LA Times debate analysis rehashes gendered notion of Dems as "Mommy Party"
The Los Angeles Times' Doyle McManus recycled a standard gender cliché by asserting that Sen. Barack Obama "seemed to prove" conservative economist Jude Wanniski's theory that Republicans are the "Daddy Party" and Democrats are the "Mommy Party." McManus also uncritically reported Sen. John McCain's false claim that Obama "would raise taxes" as president.
In a Los Angeles Times analysis  of the October 7 presidential debate, staff writer Doyle McManus wrote that Sen. Barack Obama "seemed to prove" conservative economist Jude Wanniski's theory that Republicans are the "Daddy Party" and Democrats are the "Mommy Party" by "laying out the more expansive government role in caring for middle-class Americans" and "mention[ing] not only his mother, but his wife and grandmother too." In doing so, McManus recycled  a standard  gender cliché frequently used by the media to discuss Republicans and Democrats. But while asserting that Obama "seemed to prove" that the Democrats are the "Mommy Party," McManus failed to note any of Obama's statements about foreign policy during the debate -- statements that, according to Time magazine's Amy Sullivan , were "tougher foreign policy rhetoric than Americans are used to hearing from Democratic nominees."

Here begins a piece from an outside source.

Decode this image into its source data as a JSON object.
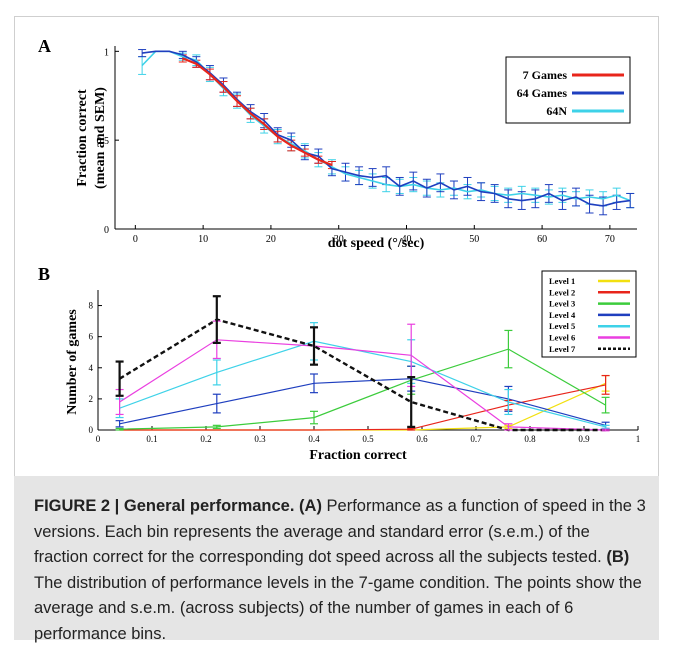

Later in the analysis, McManus wrote that "McCain repeated oft-made charges that Obama was ... a big spender who would raise taxes," without noting that McCain's claim is false. As Obama noted  during the debate, under his tax plan , "If you make less than a quarter of a million dollars a year, you will not see a single dime of your taxes go up. If you make $200,000 a year or less, your taxes will go down." But it's not just Obama who disputes McCain's claim; McCain's chief economic adviser, Douglas Holtz-Eakin, has also reportedly  said it is inaccurate  to say that "Barack Obama raises taxes." As Media Matters for America has documented , the Tax Policy Center has concluded  that, compared with McCain, "Obama would give larger tax cuts to low- and moderate-income households and pay some of the cost by raising taxes on high-income taxpayers."